The General thought he was safe. He was surrounded by three rings of guards, inside a fortified compound, deep within the jungle. He was celebrating his coup with vodka and loud music.
One mile away, buried under six inches of mud and rotting leaves, the Wolf stopped breathing.
Through the scope of "The Gavel," the General’s head was the size of a grape. The wind was howling, the rain was torrential, and the shot was impossible.
For the Wolf, it was Tuesday.
"Windage, three clicks left,"
The Wolf whispered to himself. His voice sounded like gravel grinding together. "Elevation, two clicks. Send it."
CRACK-THUMP.
The sound of the high-caliber round tearing through the air was swallowed by the thunder. A mile away, the General’s vodka bottle shattered, along with the back of his chair. The coup was over.
The Wolf didn't move. He didn't pack up. He waited.
Panic erupted in the compound. Searchlights swept the jungle. Mortars started firing blindly into the trees.
That’s when the madness took him. Most snipers stay silent. Most professionals vanish. But the Wolf wasn't just a sniper; he was a message.

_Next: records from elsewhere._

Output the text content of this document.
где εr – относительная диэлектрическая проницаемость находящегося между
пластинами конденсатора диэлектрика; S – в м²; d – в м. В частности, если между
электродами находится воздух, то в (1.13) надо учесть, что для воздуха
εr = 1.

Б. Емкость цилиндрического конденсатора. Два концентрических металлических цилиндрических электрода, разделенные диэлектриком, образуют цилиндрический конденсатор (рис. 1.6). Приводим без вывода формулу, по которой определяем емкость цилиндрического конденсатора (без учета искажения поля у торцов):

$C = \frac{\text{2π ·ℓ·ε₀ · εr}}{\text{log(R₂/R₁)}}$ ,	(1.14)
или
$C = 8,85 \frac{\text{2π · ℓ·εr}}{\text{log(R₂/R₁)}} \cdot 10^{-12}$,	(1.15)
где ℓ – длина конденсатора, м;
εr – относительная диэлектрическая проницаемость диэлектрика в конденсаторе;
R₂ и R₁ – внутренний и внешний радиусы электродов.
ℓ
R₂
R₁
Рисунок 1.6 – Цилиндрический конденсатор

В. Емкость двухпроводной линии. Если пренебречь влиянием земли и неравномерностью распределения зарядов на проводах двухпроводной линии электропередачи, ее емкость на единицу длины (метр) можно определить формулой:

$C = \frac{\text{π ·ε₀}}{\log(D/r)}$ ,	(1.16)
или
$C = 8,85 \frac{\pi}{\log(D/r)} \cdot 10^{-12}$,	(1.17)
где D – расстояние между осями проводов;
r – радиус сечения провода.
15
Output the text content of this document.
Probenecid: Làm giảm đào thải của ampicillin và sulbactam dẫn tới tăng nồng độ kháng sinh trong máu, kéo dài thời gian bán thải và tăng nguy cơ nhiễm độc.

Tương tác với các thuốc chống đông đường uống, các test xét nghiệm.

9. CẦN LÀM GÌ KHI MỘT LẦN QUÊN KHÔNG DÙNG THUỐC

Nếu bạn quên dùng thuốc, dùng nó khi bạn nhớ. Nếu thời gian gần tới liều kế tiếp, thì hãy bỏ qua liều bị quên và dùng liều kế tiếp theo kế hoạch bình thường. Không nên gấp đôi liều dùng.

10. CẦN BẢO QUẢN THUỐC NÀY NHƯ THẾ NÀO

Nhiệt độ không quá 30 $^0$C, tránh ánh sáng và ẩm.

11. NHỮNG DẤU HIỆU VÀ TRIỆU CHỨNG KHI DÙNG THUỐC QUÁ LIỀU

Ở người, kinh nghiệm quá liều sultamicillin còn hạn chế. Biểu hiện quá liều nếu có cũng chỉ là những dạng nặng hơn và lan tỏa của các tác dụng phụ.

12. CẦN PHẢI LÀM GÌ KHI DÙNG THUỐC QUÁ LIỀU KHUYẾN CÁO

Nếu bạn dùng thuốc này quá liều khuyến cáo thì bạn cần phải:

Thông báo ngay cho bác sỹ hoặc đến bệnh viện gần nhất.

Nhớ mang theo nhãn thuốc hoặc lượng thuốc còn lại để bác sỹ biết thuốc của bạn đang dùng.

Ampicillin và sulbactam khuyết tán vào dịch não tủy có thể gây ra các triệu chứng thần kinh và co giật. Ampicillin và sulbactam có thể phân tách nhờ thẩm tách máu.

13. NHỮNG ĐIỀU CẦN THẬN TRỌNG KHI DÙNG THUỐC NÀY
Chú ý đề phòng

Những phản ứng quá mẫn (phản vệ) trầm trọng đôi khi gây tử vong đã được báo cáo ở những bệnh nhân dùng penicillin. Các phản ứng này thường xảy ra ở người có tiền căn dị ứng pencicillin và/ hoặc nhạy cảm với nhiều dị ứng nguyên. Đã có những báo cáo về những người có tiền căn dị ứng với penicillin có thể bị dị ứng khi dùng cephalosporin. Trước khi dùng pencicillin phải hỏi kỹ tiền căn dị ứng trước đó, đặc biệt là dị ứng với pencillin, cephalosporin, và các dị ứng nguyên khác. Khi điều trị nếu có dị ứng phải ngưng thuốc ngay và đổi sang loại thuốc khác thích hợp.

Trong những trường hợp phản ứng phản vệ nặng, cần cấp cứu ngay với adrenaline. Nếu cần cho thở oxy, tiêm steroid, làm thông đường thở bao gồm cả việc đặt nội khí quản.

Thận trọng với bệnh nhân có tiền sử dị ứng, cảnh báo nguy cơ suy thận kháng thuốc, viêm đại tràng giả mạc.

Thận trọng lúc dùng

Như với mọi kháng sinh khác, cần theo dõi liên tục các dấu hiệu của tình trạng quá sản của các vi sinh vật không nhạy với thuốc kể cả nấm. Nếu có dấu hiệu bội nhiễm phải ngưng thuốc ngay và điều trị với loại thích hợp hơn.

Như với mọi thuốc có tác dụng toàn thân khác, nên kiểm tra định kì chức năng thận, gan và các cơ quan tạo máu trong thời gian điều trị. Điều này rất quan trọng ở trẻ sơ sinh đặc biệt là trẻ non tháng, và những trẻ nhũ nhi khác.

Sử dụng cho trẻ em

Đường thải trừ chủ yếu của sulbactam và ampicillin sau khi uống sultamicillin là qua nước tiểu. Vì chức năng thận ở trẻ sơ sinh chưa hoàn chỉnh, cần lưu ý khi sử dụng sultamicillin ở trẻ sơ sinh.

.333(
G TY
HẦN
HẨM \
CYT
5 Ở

He rose from the mud, a hulking silhouette against the lightning. He tilted his head back, exposing the thick cords of his neck to the rain, and he let it out.
"RAAAAAAAUUUUGGGHHH!"
It wasn't a human sound. It was the sound of a werewolf caught in a bear trap. A primal, screaming release of pure violence and trauma. It cut through the rain, echoing off the valley walls.
In the compound below, the guards froze. They knew that sound.
"He's here!"
a guard screamed, dropping his rifle. "The Wolf is here!"
The Wolf laughed—a wet, hacking sound—and racked the bolt of his rifle.
"One down,"
he muttered, his eyes wide and vibrating with adrenaline. "Who wants to be second?"
He didn't run. He advanced. He walked down the hill toward the army of terrified men, screaming into the dark, ready to finish the job.